Remove Duplication in the Client System

Each printer needed to be individually set up on each UNIX server (the LPR client). This meant a lot of manual work, either when setting up a new UNIX server or creating a new printer. I looked at the client LPR system and realized it had a very simple function: just forward the print job to the print server.

Here is a typical /etc/printcap entry for the printer “foo”, which sends the job straight on to the print server “prntsrv”:

foo:\
    :mx#0:\
    :sh:\
    :sd=/var/spool/lpd/foo:\
    :lf=/var/spool/lpd/foo/log:\
    :lp=/var/spool/lpd/foo/.null:\
    :rm=prntsrv:\
    :rp=foo:

The only item which changed when using a different printer is the word foo.

I took the LPR source and replaced the routines that look for the entry for a particular printer in /etc/printcap with routines that faked the entry. If LPR asked for the printer “bar”, my routines would return a printcap entry much like the one above, but with bar in place of foo. The only other variable was the name of the print server which was looked up in a master configuration file I created for the whole system. There were a few other things to do, such as creating a spool directory, but essentially this is all the work the routines did.

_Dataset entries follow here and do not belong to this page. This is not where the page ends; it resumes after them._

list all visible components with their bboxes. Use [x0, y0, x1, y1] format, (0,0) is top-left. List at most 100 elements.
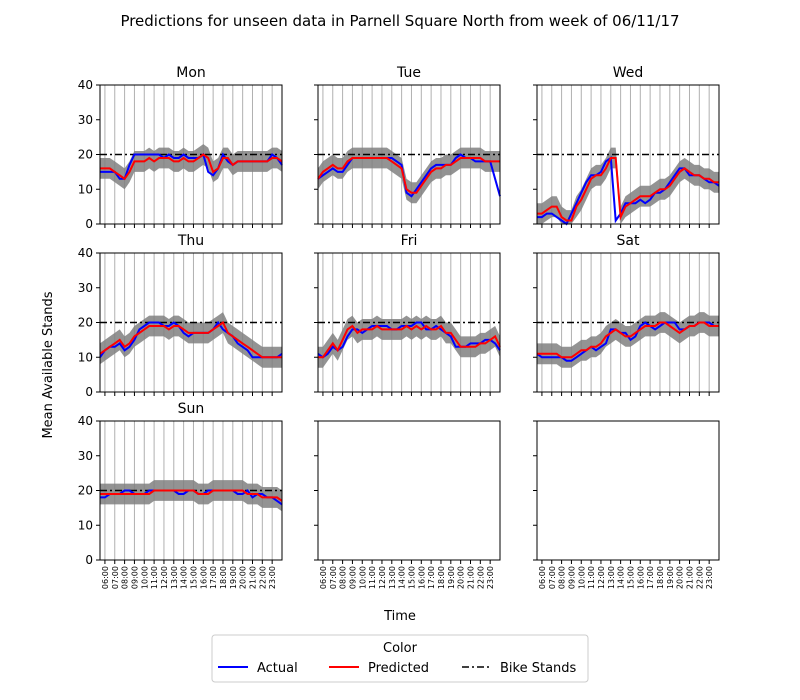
- predicted-series-line: [100, 153, 283, 181]
- prediction-band: [100, 480, 282, 512]
- y-tick-label: 20: [78, 148, 93, 162]
- panel-empty-8: 06:00 07:00 08:00 09:00 10:00 11:00 12:00 13:00…: [533, 420, 720, 589]
- actual-series-line: [537, 156, 720, 226]
- x-tick-label: 17:00: [209, 566, 218, 589]
- predicted-series-line: [537, 321, 719, 359]
- x-tick-label: 06:00: [101, 566, 110, 589]
- x-tick-label: 07:00: [548, 566, 557, 589]
- y-tick-label: 0: [85, 553, 93, 567]
- x-tick-label: 11:00: [150, 566, 159, 589]
- x-tick-label: 23:00: [486, 566, 495, 589]
- panel-mon: 0 10 20 30 40 Mon: [78, 65, 283, 231]
- y-tick-label: 40: [78, 78, 93, 92]
- x-tick-label: 17:00: [427, 566, 436, 589]
- x-tick-label: 13:00: [388, 566, 397, 589]
- x-tick-label: 20:00: [457, 566, 466, 589]
- x-tick-label: 08:00: [339, 566, 348, 589]
- legend-title: Color: [383, 641, 418, 656]
- x-tick-label: 23:00: [268, 566, 277, 589]
- panel-title: Sun: [178, 401, 205, 417]
- predicted-series-line: [99, 320, 282, 359]
- y-tick-label: 10: [78, 518, 93, 532]
- x-tick-label: 21:00: [248, 566, 257, 589]
- predicted-series-line: [317, 157, 500, 194]
- y-tick-label: 30: [78, 113, 93, 127]
- x-tick-label: 12:00: [597, 566, 606, 589]
- x-tick-label: 09:00: [130, 566, 139, 589]
- panel-title: Wed: [613, 65, 644, 81]
- x-tick-label: 18:00: [437, 566, 446, 589]
- y-tick-label: 0: [85, 217, 93, 231]
- x-tick-label: 22:00: [258, 566, 267, 589]
- x-tick-label: 06:00: [319, 566, 328, 589]
- y-tick-label: 30: [78, 281, 93, 295]
- legend-actual-label: Actual: [257, 661, 298, 676]
- predicted-series-line: [537, 157, 719, 222]
- x-tick-label: 21:00: [685, 566, 694, 589]
- prediction-band: [100, 312, 282, 368]
- panel-title: Fri: [401, 233, 418, 249]
- x-tick-label: 14:00: [398, 566, 407, 589]
- y-tick-label: 20: [78, 316, 93, 330]
- x-tick-label: 16:00: [636, 566, 645, 589]
- x-tick-label: 13:00: [607, 566, 616, 589]
- prediction-band: [537, 147, 719, 224]
- panel-thu: 0 10 20 30 40 Thu: [78, 233, 283, 399]
- actual-series-line: [317, 321, 501, 359]
- x-tick-label: 23:00: [705, 566, 714, 589]
- panel-empty-7: 06:00 07:00 08:00 09:00 10:00 11:00 12:00 13:00…: [314, 420, 501, 589]
- x-tick-label: 06:00: [538, 566, 547, 589]
- x-tick-label: 17:00: [646, 566, 655, 589]
- x-tick-label: 18:00: [656, 566, 665, 589]
- x-tick-label: 19:00: [666, 566, 675, 589]
- legend-frame: [211, 634, 589, 683]
- x-tick-label: 08:00: [558, 566, 567, 589]
- legend: Color Actual Predicted Bike Stands: [211, 634, 589, 683]
- legend-bike-stands-label: Bike Stands: [500, 661, 577, 676]
- x-tick-label: 07:00: [329, 566, 338, 589]
- predicted-series-line: [100, 489, 283, 502]
- legend-predicted-label: Predicted: [368, 661, 429, 676]
- x-tick-label: 22:00: [476, 566, 485, 589]
- x-tick-label: 12:00: [378, 566, 387, 589]
- y-tick-label: 40: [78, 246, 93, 260]
- panel-sat: Sat: [533, 233, 720, 396]
- x-tick-label: 15:00: [626, 566, 635, 589]
- x-tick-label: 13:00: [170, 566, 179, 589]
- x-tick-label: 08:00: [121, 566, 130, 589]
- x-tick-label: 18:00: [219, 566, 228, 589]
- panels-grid: 0 10 20 30 40 Mon Tue Wed 0 10 20 30 40 Thu Fri Sat 0 10 2…: [78, 65, 720, 589]
- y-tick-label: 0: [85, 385, 93, 399]
- x-tick-label: 15:00: [407, 566, 416, 589]
- y-tick-label: 20: [78, 484, 93, 498]
- y-tick-label: 40: [78, 414, 93, 428]
- panel-tue: Tue: [314, 65, 501, 228]
- x-tick-label: 21:00: [466, 566, 475, 589]
- predicted-series-line: [318, 324, 501, 359]
- actual-series-line: [99, 320, 283, 359]
- panel-title: Mon: [176, 65, 206, 81]
- x-tick-label: 16:00: [417, 566, 426, 589]
- x-tick-label: 10:00: [577, 566, 586, 589]
- x-tick-label: 15:00: [189, 566, 198, 589]
- panel-frame: [317, 420, 501, 561]
- panel-title: Sat: [617, 233, 640, 249]
- x-tick-label: 22:00: [695, 566, 704, 589]
- panel-frame: [536, 420, 720, 561]
- prediction-band: [100, 144, 282, 190]
- panel-title: Tue: [396, 65, 421, 81]
- x-tick-label: 11:00: [587, 566, 596, 589]
- figure-title: Predictions for unseen data in Parnell S…: [120, 12, 679, 30]
- x-tick-label: 10:00: [140, 566, 149, 589]
- x-tick-label: 09:00: [348, 566, 357, 589]
- panel-fri: Fri: [314, 233, 501, 396]
- x-tick-label: 10:00: [358, 566, 367, 589]
- x-tick-label: 14:00: [180, 566, 189, 589]
- x-tick-label: 09:00: [567, 566, 576, 589]
- x-tick-label: 19:00: [229, 566, 238, 589]
- panel-title: Thu: [177, 233, 204, 249]
- y-axis-label: Mean Available Stands: [41, 291, 56, 438]
- y-tick-label: 10: [78, 182, 93, 196]
- y-tick-label: 30: [78, 449, 93, 463]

The remainder of the LPR code proceeded as before, not realizing anything had changed. Since I hadn't touched the remainder of the code, I had very few bugs. I had removed a large source of information duplication, and I could now be sure that all the company's printers were available on all the central UNIX servers, with print jobs being sent to the correct print server.

Note that the client will also accept a print job for a non-existent printer (it doesn't know the difference) and send it to the print server. The print server will reject the job, but will not say why (the protocol doesn't allow it). The client keeps retrying for 48 hours before finally rejecting the job and e-mailing the user. This is not an ideal situation but was acceptable at Cisco.